Tesla did not rank worse. The article could not find anything bad to say about Tesla's actual practices, so they scrounged some stuff up like "having AI means Tesla bad" and put in the Tesla statement that removing connectivity stops your ability to get software updates — well, yeah... They neglected to mention that any data Tesla collects does not identify you — even better than that, it does not even identify the specific vehicle. They do have the ability to go back and forensically get data for a specific car in special situations (accidents needing investigation for example) but they are so far ahead in privacy it's a joke that the article tried to portray it otherwise.
>having AI means Tesla bad
That's not what was said.
"They neglected to mention that any data Tesla collects does not identify you" and "They do have the ability to go back and forensically get data for a specific car in special situations"
Are contradicting each other.
Anyways, lets take Tesla out of the mix. The overall point is that every car company sucks.
I've found one company that does not suck in this department, so, the point is questionable.
>Are contradicting each other.
Zero knowledge proofs, cryptographic hashes, etc. I don't claim to know what they're doing but it's not necessarily a contradiction.
Can you even buy a car today without all this cloud crap, and with a few buttons and dials remaining?
me personally I like buying older sporty cars
edit: what's not great is the old infotainment ha, today had a playlist queued via bluetooth, stopped working like great, "suffered" from the radio ads
They make these Bluetooth-FM transmitters that you can plug in to the cigarette lighter. Not the best sound quality but reliable.
That's cool relevant to the Taylor swift post recently ha
I am so curious about taking over running the services that perform this for my car? Shouldn't I be able to issue commands to my car myself?
You can't even control the services yourself on a Windows PC anymore, let alone something embedded like a car.
It’s great this was patched, but would love an open source way to remote start my car, without paying for subaru’s subscription.
you can buy hardware for this over radio. just google your model, year, and remote start kit. some of these have 400ft range. i bet most of your remote starts are within that range anyway
https://www.12volt.solutions/products/2018-subaru-crosstrek-...
Is it even "crack" when what you're actually doing is "just reading plain text requests and responses"? Maybe if you squint the whole "trying to find a valid email address" is cracking, but that's a bit like calling poking at doors to see which one swings open and then walking through it "forced entry".
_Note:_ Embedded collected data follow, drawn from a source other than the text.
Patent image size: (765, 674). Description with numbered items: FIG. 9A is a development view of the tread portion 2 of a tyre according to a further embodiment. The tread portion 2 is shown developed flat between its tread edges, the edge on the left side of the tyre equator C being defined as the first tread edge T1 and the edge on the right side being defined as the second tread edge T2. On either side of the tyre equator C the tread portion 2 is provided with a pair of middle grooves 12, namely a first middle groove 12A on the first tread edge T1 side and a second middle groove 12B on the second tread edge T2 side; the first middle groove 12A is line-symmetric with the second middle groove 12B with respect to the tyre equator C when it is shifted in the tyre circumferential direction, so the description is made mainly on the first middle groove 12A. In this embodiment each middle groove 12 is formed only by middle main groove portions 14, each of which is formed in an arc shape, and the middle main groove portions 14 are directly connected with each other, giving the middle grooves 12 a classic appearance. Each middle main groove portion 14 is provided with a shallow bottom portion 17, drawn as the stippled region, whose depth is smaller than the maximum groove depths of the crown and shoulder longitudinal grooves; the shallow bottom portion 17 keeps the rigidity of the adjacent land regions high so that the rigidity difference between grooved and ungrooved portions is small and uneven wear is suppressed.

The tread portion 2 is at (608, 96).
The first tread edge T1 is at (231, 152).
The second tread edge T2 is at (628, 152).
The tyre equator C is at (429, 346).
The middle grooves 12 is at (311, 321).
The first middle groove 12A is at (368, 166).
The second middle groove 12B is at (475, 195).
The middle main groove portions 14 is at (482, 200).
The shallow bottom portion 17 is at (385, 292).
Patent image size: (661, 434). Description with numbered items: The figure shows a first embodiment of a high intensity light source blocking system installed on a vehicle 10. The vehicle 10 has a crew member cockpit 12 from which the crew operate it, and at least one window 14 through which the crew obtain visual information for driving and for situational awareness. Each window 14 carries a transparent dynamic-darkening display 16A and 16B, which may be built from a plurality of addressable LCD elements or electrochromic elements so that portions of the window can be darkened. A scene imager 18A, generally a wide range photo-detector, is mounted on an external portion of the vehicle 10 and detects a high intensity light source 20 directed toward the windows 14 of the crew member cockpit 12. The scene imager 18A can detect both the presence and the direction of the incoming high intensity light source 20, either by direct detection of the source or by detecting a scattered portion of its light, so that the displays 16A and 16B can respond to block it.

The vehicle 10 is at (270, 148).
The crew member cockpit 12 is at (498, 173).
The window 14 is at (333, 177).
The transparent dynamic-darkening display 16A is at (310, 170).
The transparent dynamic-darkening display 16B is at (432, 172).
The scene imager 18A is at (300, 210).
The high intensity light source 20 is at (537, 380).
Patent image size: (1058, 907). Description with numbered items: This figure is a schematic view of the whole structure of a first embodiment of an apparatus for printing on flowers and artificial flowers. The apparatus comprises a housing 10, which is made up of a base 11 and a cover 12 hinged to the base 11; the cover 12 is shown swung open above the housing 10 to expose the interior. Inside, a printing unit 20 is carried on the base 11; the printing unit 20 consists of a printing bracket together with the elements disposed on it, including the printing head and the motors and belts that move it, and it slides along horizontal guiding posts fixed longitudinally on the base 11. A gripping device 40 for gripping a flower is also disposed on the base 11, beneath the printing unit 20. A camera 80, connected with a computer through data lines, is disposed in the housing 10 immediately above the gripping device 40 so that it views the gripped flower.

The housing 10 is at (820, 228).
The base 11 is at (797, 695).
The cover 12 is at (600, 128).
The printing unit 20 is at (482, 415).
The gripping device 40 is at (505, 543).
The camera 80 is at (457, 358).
Now do the same for Toyota so I could replace their shitty app with my own.
Why can't automakers hire 1 descent UX designer? If they can't afford it, they could band up and hire one.
How can a car brand famed for its reliability have such awful styling (this is subjective, but it seems to be sentiment that many share with me) and now such poor software etc? Such as shame.
Huh. I had to look it up, because I never would have put Subaru at the top of the reliability charts; experience and anecdotes would put it in the lower tier of Japanese automakers (granted, still well above average). But CR says #1 .. for now!
Historically, their history of head gasket issues, cam seal issues, ringlands on turbo cars, the continued use of timing belts, and other issues would definitely not have one placing Subaru at the top of perceived reliability rankings.
https://www.consumerreports.org/cars/car-reliability-owner-s...
A lot of those are distant memories of old designs. Head gaskets have been a non-issue for a decade or more now and timing chains replaced belts a similarly long time ago.
Many of those issues were relevant to the EJ series of engines, which were used in various forms on almost every Subaru model for a very long time, but today pretty much every car uses the FB or FA series of engines.
They're also vehicles that are often driven hard and tuned, especially the WRX and BRZ.